Дело во мне - страница 7
Нет, я не разрешаю.
«Я должен повиноваться, но почему? – думал он. – С какой стати родители считают, что мы их слуги? Иди посуду помой, дома уберись, еще приготовь и снова убери, да, и будь добр, сделай мне массаж, а еще пригляди за моей матерью. В смысле ты не должен?! Я тебя родил, значит, я решаю, что тебе делать и куда ходить!»
Робби будоражило каждый раз, когда он это слышал. Сейчас стало лучше, он приспособился; раньше его уборкой наказывали. Пару раз он отхватил от матери за бардак на столе, но тут Робби спас отец – наверное, единственный раз в жизни он вмешался в воспитание.
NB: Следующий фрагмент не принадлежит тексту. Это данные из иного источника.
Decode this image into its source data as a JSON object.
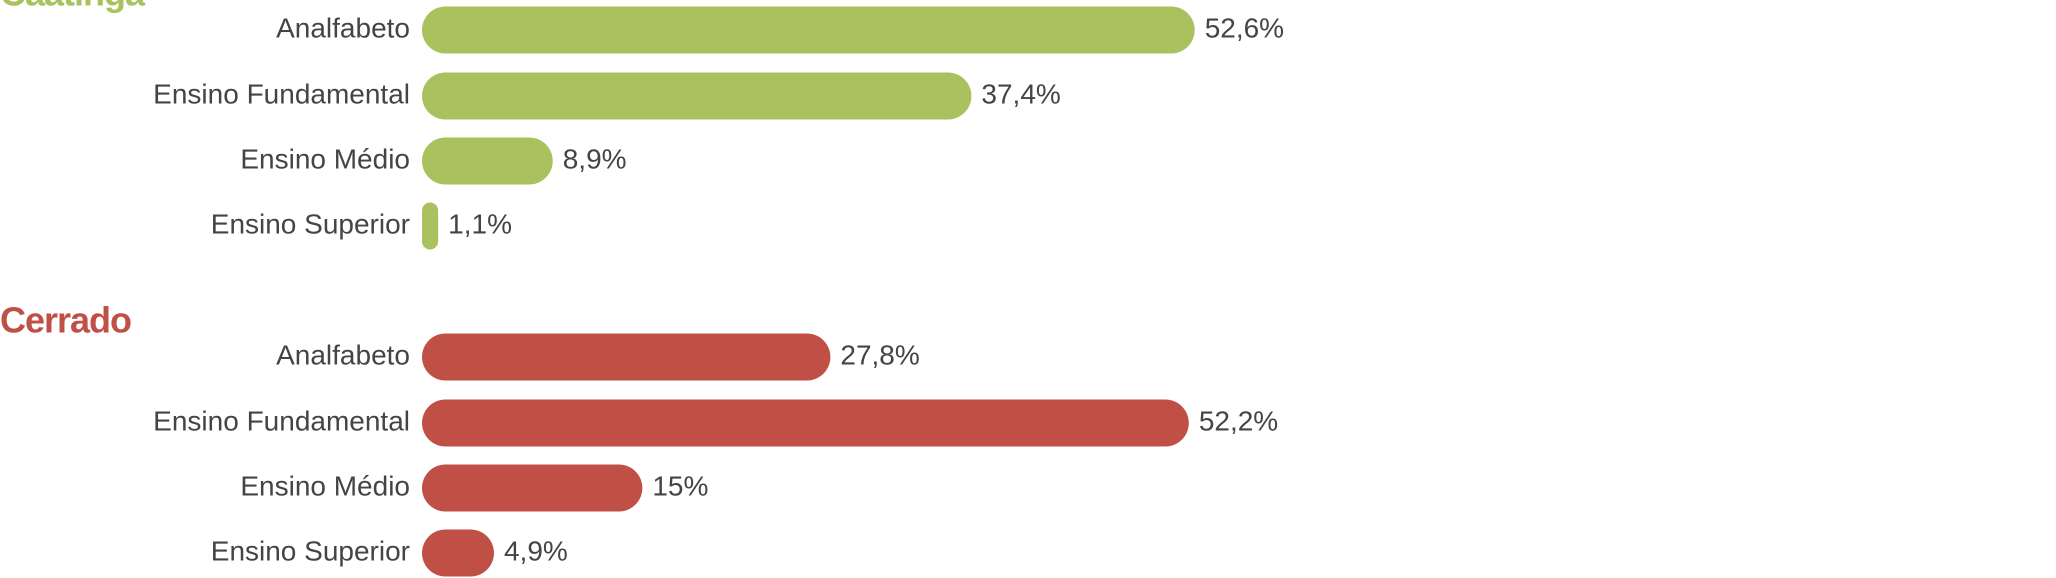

Он заявил, что сын имеет право на свое пространство, и приделал в его дверь замок. С тех пор Робби почти никогда не разбирал свой стол.
«Они все ненавидят нас. Подростки, подростки… Орут без конца, а нам что? Любить их за это? Нет, правда, я что, настолько мерзкий ребенок? Или на мне проклятие? Где твоя божья любовь?»
В такие моменты он ненавидел Бога и напрямую заявлял ему об этом. Он обвинял его в том, что тот сам виноват, что люди такие, ведь это он создал боль, и страдания, и зависть, и гнев.
«Быть может, люди – это генетическая ошибка, которая оказалась на удивление живучей и приспособилась к изменчивой среде? А потом она обрела сознание. И все, начался апокалипсис».
«За что она так не любит меня? Все время носится вокруг, все контролирует, у меня уже нервный тик. Я постоянно жду, что она закричит, или сделает это свое каменное лицо, или того хуже, разревется. Фу, смотреть противно».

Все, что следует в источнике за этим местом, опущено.